Tactical calls and structured products
“From the start of Patrimoine, significant performance has been generated from dividends (via Delta One and knockout structures) and structured products, such as long term, non-call autocalls, which have provided useful convexity and high coupons,” says Armstrong.
Longchamp understand how to use the idiosyncratic risk/return profile of structured products to trade markets from different angles. For instance, they may express a leveraged long delta view with limited risk; monetise high implied volatilities after a selloff by using autocalls, or wager on an unduly pessimistic dividend forecast embedded in a product.
Longchamp are experts at creating their own structured products, and they also allocate externally to those from banks. In April 2024, dividends apart, there was 26% in structured products, of which 40% is in the well diversified Longchamp Autocall Fund and 60% in direct products that express views on more specific markets, such as SGI European Repo Carry, based on an index run by Société Générale. “This exploits the term structure of repoes,” says Armstrong.
Dividends
Inefficiencies and opportunities in structured products can arise from banks’ need to recycle risks, such as dividends. Longchamp has identified a product based on dividends paid by Société Générale, which is basically a kind of exotic call option on Société Générale dividends structured to give upside above a dividend strike, par if dividends match the strike, and zero if no dividend is paid. The product can also be redeemed early for an annual coupon of 18.56% under some scenarios and is not leveraged.
Dividends have been most interesting in Europe or on some single FTSE 100 stocks in the UK, but Longchamp have not noticed interesting discounts in the US or Japan, where they prefer to invest directly into stocks.

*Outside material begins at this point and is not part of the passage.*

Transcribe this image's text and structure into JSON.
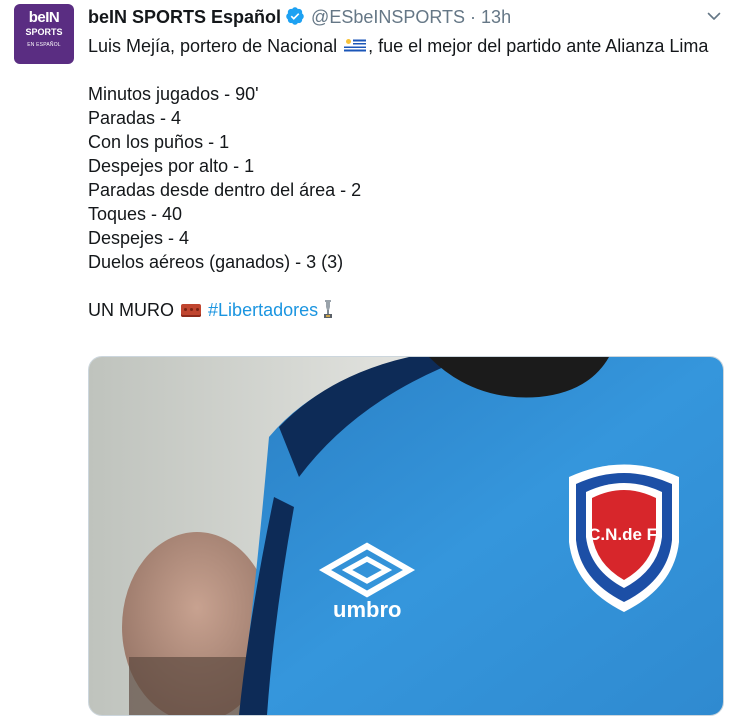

Longchamp have identified European dividend futures and structured products are often deeply discounted which gives a high probability of realized dividends exceeding those embedded in the future or structure. “This opportunity set does fluctuate and by April 2024 discounts on dividend futures had largely disappeared,” says Armstrong. Nonetheless, Longchamp are ready to revisit the space if value returns. “We remain alert to a market selloff and/or high autocall issuance, which could force liquidation of dividend positions and once again lead to under-pricing of long-term dividends that could become a useful stock replacement strategy,” says Armstrong.
Dispersion
“Equity dispersion, i.e. short correlation, can express a macro view such as performance divergence between cyclicals and defensives, or it may turn out to provide protection as seen in 2022, when the VIX did very little but single stock volatility exploded,” says Armstrong. A classic dispersion product, short index volatility and long single stock volatility, performed well in 2022 as implied index volatility did not increase but single stock volatility realized well above strikes as the market bifurcated between growth and tech stocks declining while some value and commodity stocks rose. Lower correlations within the equity market suppressed the VIX. “High cash versus low cash dispersion products were one winner,” says Armstrong.
Notably these products are not ETFs. The allocation to ETFs is capped at 20% and has never exceeded 3%.
Tactical macro calls
Alongside these newer and more exotic asset classes or sub-asset classes such as dividends and dispersion, Longchamp’s macro views can be more traditional and has expressed directional views through plain vanilla options, such as a call on Japan’s TOPIX equity index or more exotic option such as a “worst of” calls product on European equities. The product has also owned a US yield curve steepener, which involves some carry costs but is seen as a useful portfolio hedge. Longchamp’s expertise in QIS strategies is also used to structure low carry hedges. “Our discretionary macro calls evaluate all relevant parameters and potential dislocations,” says Armstrong.
Closed end funds
Patrimoine has an appetite for listed closed end funds at a discount to net asset value, which may also pay high dividends and might engage in buybacks. These could include Dan Loeb’s London Stock Exchange-listed Third Point Investors Ltd. Historically Longchamp invested in another LSE listed fund, Boussard and Gavaudan’s B&G Holdings, and exited after strong performance. They have recently owned private equity and real estate funds trading at discounts. The fund currently owns Petershill Partners PLC, which takes stakes in alternative asset managers. In May 2024 listed real estate funds were the biggest CEF allocation.
Arbitrage and quant
Longchamp can allocate to convertible arbitrage or merger arbitrage, and quantitative strategies such as CTAs, but has not recently been active in these strategies.
Investor base
One quarter of EUR 33 million assets in Patrimoine belong to Longchamp staff and the rest are sub-allocations from other mandates: 37% from private banking and 38% from institutional clients. It is not currently possible to invest directly into Patrimoine.
Patrimoine is a small part of firm assets of circa EUR 3.2 billion partly because it is not marketed directly but also because some clients prefer Longchamp’s daily dealing products and cannot accept weekly liquidity. “However, the weekly liquidity is important to maintain strategic flexibility,” says Armstrong.
The Longchamp Patrimoine Fund’s investor base is mainly former capital markets professionals, high net worth individuals and external family offices including one linked to the luxury goods industry.